Second: Business is tough right now; prices on everything are up, and margins are down, and sales are slowing because the prices are up. Many businesses are making all kinds of stupid decisions because they want to keep their doors open in the short term, but in the long term these decisions are unsustainable and will drive them under. (This applies most directly to outrageously high or low price points compared to everyone else.)

Gun shops are fairly powerless when it comes to generating new leads in today's regulatory environment. Increasing the advertising budget or becoming a Lorcin and Davis master dealer isn't going to do a thing for them.
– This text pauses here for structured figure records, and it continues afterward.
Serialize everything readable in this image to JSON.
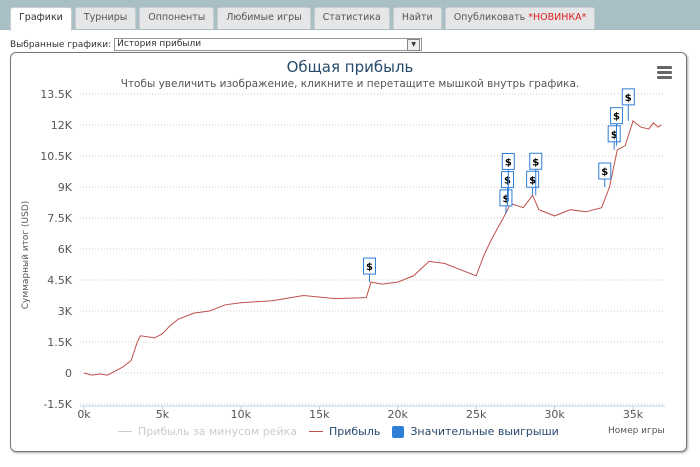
{
  "tabs": [
    {
      "label": "Графики",
      "active": true
    },
    {
      "label": "Турниры"
    },
    {
      "label": "Оппоненты"
    },
    {
      "label": "Любимые игры"
    },
    {
      "label": "Статистика"
    },
    {
      "label": "Найти"
    },
    {
      "label": "Опубликовать",
      "badge": "*НОВИНКА*"
    }
  ],
  "selector": {
    "label": "Выбранные графики:",
    "value": "История прибыли"
  },
  "chart_data": {
    "type": "line",
    "title": "Общая прибыль",
    "subtitle": "Чтобы увеличить изображение, кликните и перетащите мышкой внутрь графика.",
    "xlabel": "Номер игры",
    "ylabel": "Суммарный итог (USD)",
    "xlim": [
      0,
      37000
    ],
    "ylim": [
      -1500,
      13500
    ],
    "x_ticks": [
      "0k",
      "5k",
      "10k",
      "15k",
      "20k",
      "25k",
      "30k",
      "35k"
    ],
    "y_ticks": [
      "-1.5K",
      "0",
      "1.5K",
      "3K",
      "4.5K",
      "6K",
      "7.5K",
      "9K",
      "10.5K",
      "12K",
      "13.5K"
    ],
    "grid": true,
    "legend": "bottom",
    "series": [
      {
        "name": "Прибыль за минусом рейка",
        "color": "#cccccc",
        "visible": false,
        "points": []
      },
      {
        "name": "Прибыль",
        "color": "#c0504d",
        "points": [
          [
            0,
            0
          ],
          [
            500,
            -100
          ],
          [
            1000,
            -50
          ],
          [
            1500,
            -100
          ],
          [
            2000,
            100
          ],
          [
            2500,
            300
          ],
          [
            3000,
            600
          ],
          [
            3400,
            1500
          ],
          [
            3600,
            1800
          ],
          [
            4500,
            1700
          ],
          [
            5000,
            1900
          ],
          [
            5500,
            2300
          ],
          [
            6000,
            2600
          ],
          [
            7000,
            2900
          ],
          [
            8000,
            3000
          ],
          [
            9000,
            3300
          ],
          [
            10000,
            3400
          ],
          [
            12000,
            3500
          ],
          [
            14000,
            3750
          ],
          [
            16000,
            3600
          ],
          [
            18000,
            3650
          ],
          [
            18300,
            4400
          ],
          [
            19000,
            4300
          ],
          [
            20000,
            4400
          ],
          [
            21000,
            4700
          ],
          [
            22000,
            5400
          ],
          [
            23000,
            5300
          ],
          [
            24000,
            5000
          ],
          [
            25000,
            4700
          ],
          [
            25500,
            5700
          ],
          [
            26000,
            6500
          ],
          [
            26800,
            7600
          ],
          [
            27200,
            8200
          ],
          [
            28000,
            8000
          ],
          [
            28600,
            8600
          ],
          [
            29000,
            7900
          ],
          [
            30000,
            7600
          ],
          [
            31000,
            7900
          ],
          [
            32000,
            7800
          ],
          [
            33000,
            8000
          ],
          [
            33500,
            9000
          ],
          [
            34000,
            10800
          ],
          [
            34500,
            11000
          ],
          [
            35000,
            12200
          ],
          [
            35500,
            11900
          ],
          [
            36000,
            11800
          ],
          [
            36300,
            12100
          ],
          [
            36600,
            11900
          ],
          [
            36800,
            12000
          ]
        ]
      },
      {
        "name": "Значительные выигрыши",
        "color": "#2f7ed8",
        "flags": [
          {
            "x": 18200,
            "y": 4400,
            "label": "$"
          },
          {
            "x": 26900,
            "y": 7700,
            "label": "$"
          },
          {
            "x": 27000,
            "y": 8100,
            "label": "$"
          },
          {
            "x": 27050,
            "y": 8300,
            "label": "$"
          },
          {
            "x": 28600,
            "y": 8600,
            "label": "$"
          },
          {
            "x": 28800,
            "y": 8600,
            "label": "$"
          },
          {
            "x": 33200,
            "y": 9000,
            "label": "$"
          },
          {
            "x": 33800,
            "y": 10800,
            "label": "$"
          },
          {
            "x": 33950,
            "y": 11000,
            "label": "$"
          },
          {
            "x": 34700,
            "y": 12200,
            "label": "$"
          }
        ]
      }
    ]
  }
}
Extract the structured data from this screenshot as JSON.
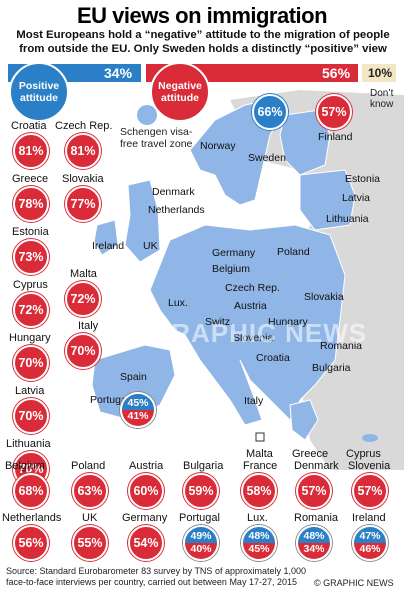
{
  "title": "EU views on immigration",
  "subtitle": "Most Europeans hold a “negative” attitude to the migration of people from outside the EU. Only Sweden holds a distinctly “positive” view",
  "summary": {
    "positive_label": "Positive attitude",
    "positive_value": "34%",
    "negative_label": "Negative attitude",
    "negative_value": "56%",
    "dontknow_value": "10%",
    "dontknow_label": "Don’t know"
  },
  "schengen_label": "Schengen visa-free travel zone",
  "left_column": [
    {
      "country": "Croatia",
      "value": "81%"
    },
    {
      "country": "Greece",
      "value": "78%"
    },
    {
      "country": "Estonia",
      "value": "73%"
    },
    {
      "country": "Cyprus",
      "value": "72%"
    },
    {
      "country": "Hungary",
      "value": "70%"
    },
    {
      "country": "Latvia",
      "value": "70%"
    },
    {
      "country": "Lithuania",
      "value": "70%"
    }
  ],
  "second_column": [
    {
      "country": "Czech Rep.",
      "value": "81%"
    },
    {
      "country": "Slovakia",
      "value": "77%"
    },
    {
      "country": "Malta",
      "value": "72%"
    },
    {
      "country": "Italy",
      "value": "70%"
    }
  ],
  "map_values": {
    "sweden": "66%",
    "finland": "57%",
    "spain_pos": "45%",
    "spain_neg": "41%"
  },
  "map_labels": {
    "norway": "Norway",
    "sweden": "Sweden",
    "finland": "Finland",
    "estonia": "Estonia",
    "latvia": "Latvia",
    "lithuania": "Lithuania",
    "denmark": "Denmark",
    "netherlands": "Netherlands",
    "ireland": "Ireland",
    "uk": "UK",
    "germany": "Germany",
    "poland": "Poland",
    "belgium": "Belgium",
    "czech": "Czech Rep.",
    "slovakia": "Slovakia",
    "lux": "Lux.",
    "austria": "Austria",
    "switz": "Switz.",
    "hungary": "Hungary",
    "france": "France",
    "slovenia": "Slovenia",
    "romania": "Romania",
    "croatia": "Croatia",
    "bulgaria": "Bulgaria",
    "portugal": "Portugal",
    "spain": "Spain",
    "italy": "Italy",
    "greece": "Greece",
    "malta": "Malta",
    "cyprus": "Cyprus"
  },
  "bottom_row1": [
    {
      "country": "Belgium",
      "value": "68%"
    },
    {
      "country": "Poland",
      "value": "63%"
    },
    {
      "country": "Austria",
      "value": "60%"
    },
    {
      "country": "Bulgaria",
      "value": "59%"
    },
    {
      "country": "France",
      "value": "58%"
    },
    {
      "country": "Denmark",
      "value": "57%"
    },
    {
      "country": "Slovenia",
      "value": "57%"
    }
  ],
  "bottom_row2": [
    {
      "country": "Netherlands",
      "value": "56%",
      "split": false
    },
    {
      "country": "UK",
      "value": "55%",
      "split": false
    },
    {
      "country": "Germany",
      "value": "54%",
      "split": false
    },
    {
      "country": "Portugal",
      "pos": "49%",
      "neg": "40%",
      "split": true
    },
    {
      "country": "Lux.",
      "pos": "48%",
      "neg": "45%",
      "split": true
    },
    {
      "country": "Romania",
      "pos": "48%",
      "neg": "34%",
      "split": true
    },
    {
      "country": "Ireland",
      "pos": "47%",
      "neg": "46%",
      "split": true
    }
  ],
  "source": "Source: Standard Eurobarometer 83 survey by TNS of approximately 1,000 face-to-face interviews per country, carried out between May 17-27, 2015",
  "credit": "© GRAPHIC NEWS",
  "watermark": "GRAPHIC NEWS",
  "colors": {
    "positive": "#2a7fc6",
    "negative": "#da2c38",
    "dontknow": "#f1e7c3",
    "schengen": "#8fb6e6",
    "land": "#d9d9d9"
  }
}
Basically what they can do is stay disciplined (not go insane one way or the other on the price point), not make stupid decisions (discontinue all handgun sales to cut paperwork overhead) and focus on outstanding customer service. Past customers are probably the bulk of sales. Shops need to keep them, and charm every new potential sale that walks in the door, sell them whatever piddly little purchase despite their nose ring/tail/attorney ID/etc, and get them wanting to come back for their next big ticket item.

The upshot is, many gun shops are ineptly run, by people with not the faintest clue about management skills or customer service. These people hire their highschool friends as clerks, do not review their accounting, have no business plan, and... well, I don't know what they rely on to sustain the business. I imagine many of them don't even light candles in church.
 
my local guy's mostly pretty good. gun prices are okay on most models, but some are out of line. he's got pretty good service, and his employees don't talk down to my wife when she's looking to buy. except one guy who talks down to everybody, but most people just ignore him. he's got a good gunsmith too, and that's a plus.

the accessories side is a different story. $25.00 for an ak mag? not in this lifetime.
i watched the price of ar mags go up $10.00 as soon as the rumor of a new awb got around.

the fun part has been watching his ammo prices. s.a surplus was $90.00 a battlepack about 3 months ago, now it's $70.00 for the same ammo. i know 'cause one of the packs has a mark on the upper right corner.
his case of wolf 7.62x39 for $300.00 is still there after six months.
.223 is $9.00 for 20 fed. american eagle fmj. $20.00 for amer. eagle 45 acp.

he also raised his transfer price to $36.00 plus tax and call in.

i don't mind helping the local guy, but i'm not getting shafted just to keep him in business. i'll buy from him if he's within $50-75.00 of the best price i can find, but i don't think he realizes there are a couple of new dealers close enough to provide competition, and the power of internet research.

i've found a new transfer guy ($20.00), and i buy my ammo at wally world, or online.
 
My dealer's great. He doesn't have a huge stock, but has a little bit of everything. If he doesn't have it, he will happily order it.

Only downside is that he is not open reguarly. Instead, he comes in when he feels like it. I have the suspicion that the gunshop is far from his primary source of income, and is more like a hobby without the pressure of trying to make a living.
 
It's been a long time since I walked into a "friendly" gun shop, seems like too many gun store owners or their representatives that have this....I don't know how to define it, maybe "smug" attitude. Even a store where I have given maybe $2000 worth of business and they still act like they don't know me well enough to acknowledge me as I walk in (and I never left without buying something). This is as true for Chicago Suburbs as it is for Albuquerque.

Three exceptions, one was Charlie's in Albuquerque, the old man and his Daughter run a friendly shop, The Gun Den, also in Albuquerque run by a gentleman and very patient staff, and J&G of Prescott, a very busy place but still were extremely patient and courteous. I no longer frequent gun shops that have attitudes and my loyalty extends to friendly places only.